Uncle Henry’s cyberhotties
Speaking of Clear Channel personalities, as I was cruising myspace.com on the Web the other day, I noticed everyone’s favorite curmudgeon, News Radio 710’s Uncle Henry, had a page. It had all the typical “Roll Tide,” “Praise Jesus” stuff on there that you would expect from The Uncle. But I was a little shocked to see all the scantily clad women he had as “friends.” There was one of “Little House on the Prairie” star Nellie Oleson in a bikini and let’s just say there’s nothing little about her houses. And a picture of Faith Hill sitting on a bed. (Gasp). There was also a picture of some girl who called herself “Supergirl,” and I will say her girls were super.
We’re shocked, Uncle!
Fake Celebritis
I was devastated to see everyone’s favorite, local faux celebrity, Robbie Tomlin’s “official Web site,” has been taken down, which is disappointing because I can’t remember what the Semmes native claimed he won an Academy Award for. Don’t worry, there are still several unofficial Web pages glorifying the “actor,” who as far as we can tell may have been an extra in “The Insider” and on a few local cable access shows. Do they give Oscars to extras? Oh and a model for Metzger’s. But if you google his name, you would think he was Brad Pitt by the number of “official” and “unofficial” web pages he and/or his friends have created. It’s insane. But don’t get sucked in my friends because, I’m warning you, you will waste hour of your life looking at just how crazy it is.
Blush and Bashful
I didn’t get my invitation to that fancy, schmancy Nall party all the highbrows were talking about, but I did get one to two of my best spies’ “Blush and Bashful” birthday party at B-Bob’s, Saturday, Aug. 12.
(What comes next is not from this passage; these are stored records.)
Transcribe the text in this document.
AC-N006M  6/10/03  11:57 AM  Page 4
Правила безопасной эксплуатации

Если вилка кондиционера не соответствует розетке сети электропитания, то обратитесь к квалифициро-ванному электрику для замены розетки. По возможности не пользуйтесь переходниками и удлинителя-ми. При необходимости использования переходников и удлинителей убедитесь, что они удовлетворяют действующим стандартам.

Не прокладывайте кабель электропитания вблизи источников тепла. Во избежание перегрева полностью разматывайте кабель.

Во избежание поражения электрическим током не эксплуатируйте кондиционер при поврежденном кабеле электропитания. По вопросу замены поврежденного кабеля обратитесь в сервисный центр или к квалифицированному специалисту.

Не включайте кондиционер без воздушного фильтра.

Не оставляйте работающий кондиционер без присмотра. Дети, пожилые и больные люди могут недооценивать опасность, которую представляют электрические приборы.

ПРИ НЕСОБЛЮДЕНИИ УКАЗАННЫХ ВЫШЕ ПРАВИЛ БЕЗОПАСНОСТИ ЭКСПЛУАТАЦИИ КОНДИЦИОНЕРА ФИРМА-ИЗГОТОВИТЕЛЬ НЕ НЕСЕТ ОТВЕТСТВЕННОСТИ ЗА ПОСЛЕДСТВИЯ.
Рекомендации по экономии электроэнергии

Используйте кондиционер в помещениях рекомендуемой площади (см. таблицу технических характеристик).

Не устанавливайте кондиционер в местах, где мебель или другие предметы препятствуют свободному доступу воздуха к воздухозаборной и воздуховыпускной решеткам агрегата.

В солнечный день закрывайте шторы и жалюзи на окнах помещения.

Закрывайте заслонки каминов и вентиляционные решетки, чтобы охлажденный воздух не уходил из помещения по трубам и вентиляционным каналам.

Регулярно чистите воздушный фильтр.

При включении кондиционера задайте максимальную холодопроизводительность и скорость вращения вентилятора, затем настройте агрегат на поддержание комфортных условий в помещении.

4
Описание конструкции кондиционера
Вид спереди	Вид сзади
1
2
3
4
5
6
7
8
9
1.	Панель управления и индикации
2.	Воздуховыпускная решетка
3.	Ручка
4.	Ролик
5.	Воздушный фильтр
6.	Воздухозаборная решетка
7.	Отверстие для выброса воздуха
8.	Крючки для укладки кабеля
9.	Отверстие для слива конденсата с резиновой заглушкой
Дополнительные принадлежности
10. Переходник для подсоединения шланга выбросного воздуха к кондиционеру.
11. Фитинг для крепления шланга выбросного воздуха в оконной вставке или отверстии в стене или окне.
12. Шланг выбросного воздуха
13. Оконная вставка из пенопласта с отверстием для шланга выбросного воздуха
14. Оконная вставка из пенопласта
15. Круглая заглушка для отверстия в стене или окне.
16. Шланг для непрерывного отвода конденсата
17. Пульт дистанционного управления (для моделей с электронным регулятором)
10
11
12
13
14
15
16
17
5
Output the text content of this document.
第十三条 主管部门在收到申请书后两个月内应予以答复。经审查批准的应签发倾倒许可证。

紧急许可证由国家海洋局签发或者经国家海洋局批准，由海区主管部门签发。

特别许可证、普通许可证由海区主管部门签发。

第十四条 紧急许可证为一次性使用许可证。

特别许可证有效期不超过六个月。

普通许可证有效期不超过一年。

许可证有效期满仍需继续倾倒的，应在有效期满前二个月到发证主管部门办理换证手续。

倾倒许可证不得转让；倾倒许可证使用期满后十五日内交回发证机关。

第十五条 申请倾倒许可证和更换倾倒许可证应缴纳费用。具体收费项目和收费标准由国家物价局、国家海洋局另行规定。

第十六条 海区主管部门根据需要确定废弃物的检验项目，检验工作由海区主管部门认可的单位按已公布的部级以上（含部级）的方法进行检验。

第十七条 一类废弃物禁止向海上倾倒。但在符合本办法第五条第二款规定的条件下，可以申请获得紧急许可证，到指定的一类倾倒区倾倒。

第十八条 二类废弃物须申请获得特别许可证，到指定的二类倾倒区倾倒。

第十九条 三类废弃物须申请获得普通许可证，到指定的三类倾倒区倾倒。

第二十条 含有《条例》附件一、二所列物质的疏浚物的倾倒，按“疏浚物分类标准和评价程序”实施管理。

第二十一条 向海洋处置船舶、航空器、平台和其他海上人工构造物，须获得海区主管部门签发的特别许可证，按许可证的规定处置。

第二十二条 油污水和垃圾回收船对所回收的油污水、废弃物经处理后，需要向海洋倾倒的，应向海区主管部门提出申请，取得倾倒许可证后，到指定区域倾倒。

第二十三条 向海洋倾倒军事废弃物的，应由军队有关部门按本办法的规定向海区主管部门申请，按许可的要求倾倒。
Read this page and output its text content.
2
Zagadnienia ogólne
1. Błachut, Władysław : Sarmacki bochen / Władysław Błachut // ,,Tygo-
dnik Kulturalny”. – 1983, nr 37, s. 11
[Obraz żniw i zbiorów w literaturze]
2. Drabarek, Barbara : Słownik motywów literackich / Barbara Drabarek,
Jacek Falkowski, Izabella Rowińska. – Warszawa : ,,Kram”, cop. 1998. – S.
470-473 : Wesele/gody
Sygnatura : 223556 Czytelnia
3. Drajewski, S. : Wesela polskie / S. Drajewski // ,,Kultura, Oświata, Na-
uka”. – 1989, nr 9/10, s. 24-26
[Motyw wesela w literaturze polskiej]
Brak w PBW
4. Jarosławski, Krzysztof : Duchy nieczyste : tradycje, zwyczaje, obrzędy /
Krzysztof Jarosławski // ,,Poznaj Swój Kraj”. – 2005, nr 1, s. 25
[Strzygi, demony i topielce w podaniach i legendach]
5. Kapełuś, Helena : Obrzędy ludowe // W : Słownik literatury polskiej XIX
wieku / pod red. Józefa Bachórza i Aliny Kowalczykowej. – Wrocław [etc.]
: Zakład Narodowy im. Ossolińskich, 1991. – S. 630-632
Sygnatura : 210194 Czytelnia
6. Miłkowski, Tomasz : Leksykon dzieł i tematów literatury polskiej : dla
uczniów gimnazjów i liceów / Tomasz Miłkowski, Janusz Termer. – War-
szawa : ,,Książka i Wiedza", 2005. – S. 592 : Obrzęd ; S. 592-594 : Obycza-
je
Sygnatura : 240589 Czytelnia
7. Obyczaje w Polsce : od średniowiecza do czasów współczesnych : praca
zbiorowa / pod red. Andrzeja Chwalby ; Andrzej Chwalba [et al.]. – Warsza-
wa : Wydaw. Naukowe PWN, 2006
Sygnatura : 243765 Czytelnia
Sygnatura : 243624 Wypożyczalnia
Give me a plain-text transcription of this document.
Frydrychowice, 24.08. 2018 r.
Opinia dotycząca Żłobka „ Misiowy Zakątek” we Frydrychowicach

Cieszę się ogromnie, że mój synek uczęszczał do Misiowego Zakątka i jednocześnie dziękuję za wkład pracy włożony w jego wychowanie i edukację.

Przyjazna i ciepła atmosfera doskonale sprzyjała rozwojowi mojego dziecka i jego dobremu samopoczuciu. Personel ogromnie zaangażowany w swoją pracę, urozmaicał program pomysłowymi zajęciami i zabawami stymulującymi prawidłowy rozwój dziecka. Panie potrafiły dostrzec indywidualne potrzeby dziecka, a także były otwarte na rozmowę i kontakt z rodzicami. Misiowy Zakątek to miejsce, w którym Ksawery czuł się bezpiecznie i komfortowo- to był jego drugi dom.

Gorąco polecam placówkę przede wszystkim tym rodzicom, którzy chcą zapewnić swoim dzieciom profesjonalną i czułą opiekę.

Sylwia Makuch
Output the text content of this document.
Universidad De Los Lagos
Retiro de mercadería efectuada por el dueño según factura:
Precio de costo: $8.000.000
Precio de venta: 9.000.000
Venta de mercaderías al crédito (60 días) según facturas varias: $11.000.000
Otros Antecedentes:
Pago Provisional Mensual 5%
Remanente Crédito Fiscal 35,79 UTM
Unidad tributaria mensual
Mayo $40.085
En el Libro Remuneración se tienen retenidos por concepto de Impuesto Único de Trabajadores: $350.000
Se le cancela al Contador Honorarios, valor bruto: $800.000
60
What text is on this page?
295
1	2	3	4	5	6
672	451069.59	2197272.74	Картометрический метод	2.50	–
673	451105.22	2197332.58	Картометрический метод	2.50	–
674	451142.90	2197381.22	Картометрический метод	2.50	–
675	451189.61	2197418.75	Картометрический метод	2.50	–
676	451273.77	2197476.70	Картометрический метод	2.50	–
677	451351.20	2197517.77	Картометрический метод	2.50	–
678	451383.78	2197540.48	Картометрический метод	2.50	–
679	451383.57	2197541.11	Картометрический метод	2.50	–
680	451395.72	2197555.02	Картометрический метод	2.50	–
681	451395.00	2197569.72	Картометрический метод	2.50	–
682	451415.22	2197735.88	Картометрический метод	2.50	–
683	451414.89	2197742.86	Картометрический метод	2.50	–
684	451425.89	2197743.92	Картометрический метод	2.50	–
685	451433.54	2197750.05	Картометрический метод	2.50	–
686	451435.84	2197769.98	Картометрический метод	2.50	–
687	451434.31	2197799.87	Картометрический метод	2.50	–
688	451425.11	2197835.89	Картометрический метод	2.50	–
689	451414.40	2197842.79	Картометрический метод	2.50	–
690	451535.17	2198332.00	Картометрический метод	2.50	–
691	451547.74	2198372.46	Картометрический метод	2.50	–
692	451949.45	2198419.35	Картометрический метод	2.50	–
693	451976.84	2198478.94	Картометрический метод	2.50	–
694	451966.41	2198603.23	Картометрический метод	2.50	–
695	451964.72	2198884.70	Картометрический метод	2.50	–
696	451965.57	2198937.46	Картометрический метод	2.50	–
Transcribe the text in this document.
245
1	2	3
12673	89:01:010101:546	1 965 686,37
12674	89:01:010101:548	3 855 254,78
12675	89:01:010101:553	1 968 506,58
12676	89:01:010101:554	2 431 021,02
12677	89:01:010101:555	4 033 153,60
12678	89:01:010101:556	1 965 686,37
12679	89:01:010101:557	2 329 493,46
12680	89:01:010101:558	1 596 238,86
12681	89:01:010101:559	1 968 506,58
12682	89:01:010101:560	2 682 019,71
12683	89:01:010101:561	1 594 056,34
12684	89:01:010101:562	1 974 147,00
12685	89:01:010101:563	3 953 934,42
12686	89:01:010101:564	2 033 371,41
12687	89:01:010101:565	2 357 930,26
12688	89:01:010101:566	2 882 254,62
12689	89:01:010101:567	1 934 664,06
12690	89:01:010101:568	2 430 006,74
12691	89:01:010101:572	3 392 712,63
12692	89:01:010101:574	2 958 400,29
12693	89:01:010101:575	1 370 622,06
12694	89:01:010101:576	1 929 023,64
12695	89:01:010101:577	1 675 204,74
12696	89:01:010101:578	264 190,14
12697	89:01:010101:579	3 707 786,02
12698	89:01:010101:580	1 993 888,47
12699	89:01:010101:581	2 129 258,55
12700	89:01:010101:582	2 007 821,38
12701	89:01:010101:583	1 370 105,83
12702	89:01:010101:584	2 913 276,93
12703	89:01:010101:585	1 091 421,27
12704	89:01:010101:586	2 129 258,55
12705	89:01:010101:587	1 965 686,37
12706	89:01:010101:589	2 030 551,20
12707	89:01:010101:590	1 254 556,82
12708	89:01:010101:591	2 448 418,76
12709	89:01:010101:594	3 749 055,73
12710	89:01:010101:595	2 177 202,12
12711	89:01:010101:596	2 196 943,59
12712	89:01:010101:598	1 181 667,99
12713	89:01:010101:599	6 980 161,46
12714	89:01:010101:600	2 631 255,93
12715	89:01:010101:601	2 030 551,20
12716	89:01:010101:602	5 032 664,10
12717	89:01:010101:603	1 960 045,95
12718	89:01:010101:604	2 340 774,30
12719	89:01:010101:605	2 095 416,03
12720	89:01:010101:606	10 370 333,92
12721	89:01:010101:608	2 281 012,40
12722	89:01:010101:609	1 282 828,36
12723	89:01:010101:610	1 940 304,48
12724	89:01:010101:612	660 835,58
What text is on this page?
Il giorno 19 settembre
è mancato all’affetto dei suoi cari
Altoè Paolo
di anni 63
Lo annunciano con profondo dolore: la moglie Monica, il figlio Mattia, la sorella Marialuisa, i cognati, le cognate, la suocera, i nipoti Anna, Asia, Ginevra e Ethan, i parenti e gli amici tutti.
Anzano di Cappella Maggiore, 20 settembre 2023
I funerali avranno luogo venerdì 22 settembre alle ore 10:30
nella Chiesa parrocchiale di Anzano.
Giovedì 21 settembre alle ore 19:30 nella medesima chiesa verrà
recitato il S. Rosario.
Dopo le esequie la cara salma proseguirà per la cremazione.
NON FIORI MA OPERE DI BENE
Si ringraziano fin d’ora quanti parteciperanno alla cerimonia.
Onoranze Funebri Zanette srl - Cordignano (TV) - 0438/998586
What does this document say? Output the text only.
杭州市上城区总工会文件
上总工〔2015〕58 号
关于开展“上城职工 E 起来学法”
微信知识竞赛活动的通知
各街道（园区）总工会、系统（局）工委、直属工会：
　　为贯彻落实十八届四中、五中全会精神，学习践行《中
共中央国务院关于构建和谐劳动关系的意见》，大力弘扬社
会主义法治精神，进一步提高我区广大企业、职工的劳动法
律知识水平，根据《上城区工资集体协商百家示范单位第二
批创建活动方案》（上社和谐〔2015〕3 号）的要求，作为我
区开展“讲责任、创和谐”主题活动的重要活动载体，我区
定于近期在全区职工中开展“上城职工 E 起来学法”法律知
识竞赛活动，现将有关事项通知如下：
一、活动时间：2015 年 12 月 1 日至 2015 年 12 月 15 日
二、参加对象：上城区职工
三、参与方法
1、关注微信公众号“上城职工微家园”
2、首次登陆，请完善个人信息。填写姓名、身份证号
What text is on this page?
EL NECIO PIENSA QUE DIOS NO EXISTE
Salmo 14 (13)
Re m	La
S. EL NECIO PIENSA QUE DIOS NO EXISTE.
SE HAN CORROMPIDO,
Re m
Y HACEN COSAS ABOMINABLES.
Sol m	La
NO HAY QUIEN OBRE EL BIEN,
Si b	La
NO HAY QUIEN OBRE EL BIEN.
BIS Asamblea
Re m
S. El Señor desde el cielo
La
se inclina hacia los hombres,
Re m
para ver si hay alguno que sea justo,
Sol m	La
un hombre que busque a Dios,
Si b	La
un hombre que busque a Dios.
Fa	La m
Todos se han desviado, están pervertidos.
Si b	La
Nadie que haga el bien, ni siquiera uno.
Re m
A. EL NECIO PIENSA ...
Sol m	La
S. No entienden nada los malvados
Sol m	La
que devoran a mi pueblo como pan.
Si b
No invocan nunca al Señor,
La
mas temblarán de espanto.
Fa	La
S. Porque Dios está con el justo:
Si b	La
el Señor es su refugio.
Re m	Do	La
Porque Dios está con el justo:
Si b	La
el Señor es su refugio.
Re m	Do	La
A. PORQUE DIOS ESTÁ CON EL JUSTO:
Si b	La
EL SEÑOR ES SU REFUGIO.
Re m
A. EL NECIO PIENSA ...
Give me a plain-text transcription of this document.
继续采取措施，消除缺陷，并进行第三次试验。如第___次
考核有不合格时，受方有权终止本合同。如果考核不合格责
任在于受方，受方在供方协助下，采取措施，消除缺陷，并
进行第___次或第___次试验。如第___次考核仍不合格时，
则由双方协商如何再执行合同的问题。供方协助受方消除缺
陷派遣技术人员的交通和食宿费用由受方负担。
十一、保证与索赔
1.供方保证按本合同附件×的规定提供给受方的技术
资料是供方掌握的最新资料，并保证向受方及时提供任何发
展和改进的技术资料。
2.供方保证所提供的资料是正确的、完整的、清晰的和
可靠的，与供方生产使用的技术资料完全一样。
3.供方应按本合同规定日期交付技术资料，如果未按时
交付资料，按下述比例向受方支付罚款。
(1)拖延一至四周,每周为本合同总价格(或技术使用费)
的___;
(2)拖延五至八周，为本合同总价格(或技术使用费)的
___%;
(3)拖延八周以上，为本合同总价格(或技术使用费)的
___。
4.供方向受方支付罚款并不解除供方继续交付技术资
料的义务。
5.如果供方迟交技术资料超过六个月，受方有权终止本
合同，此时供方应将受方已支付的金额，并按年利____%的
The theme was taken from one of my favorite movies “Steel Magnolias,” starring Miss Sally Field and Miss Dolly Parton. The whole top floor looked like it had “been hosed down with Pepto-Bismol,” and everyone was wearing varying shades of pink, some much darker than the others. There was even a bleeding armadillo cake!
The guys, neither of which were named Mark, Rick or Steve, graciously asked guests to make a donation to South Alabama Cares (formerly MASS) instead of bringing gifts, which tickled me pink.
Well kids, that’s all I got for you this time! Just remember whether rain or shine, dramatic or scandalous or just some plain ol’ Nellie Oleson lovin’, I will be there. Ciao.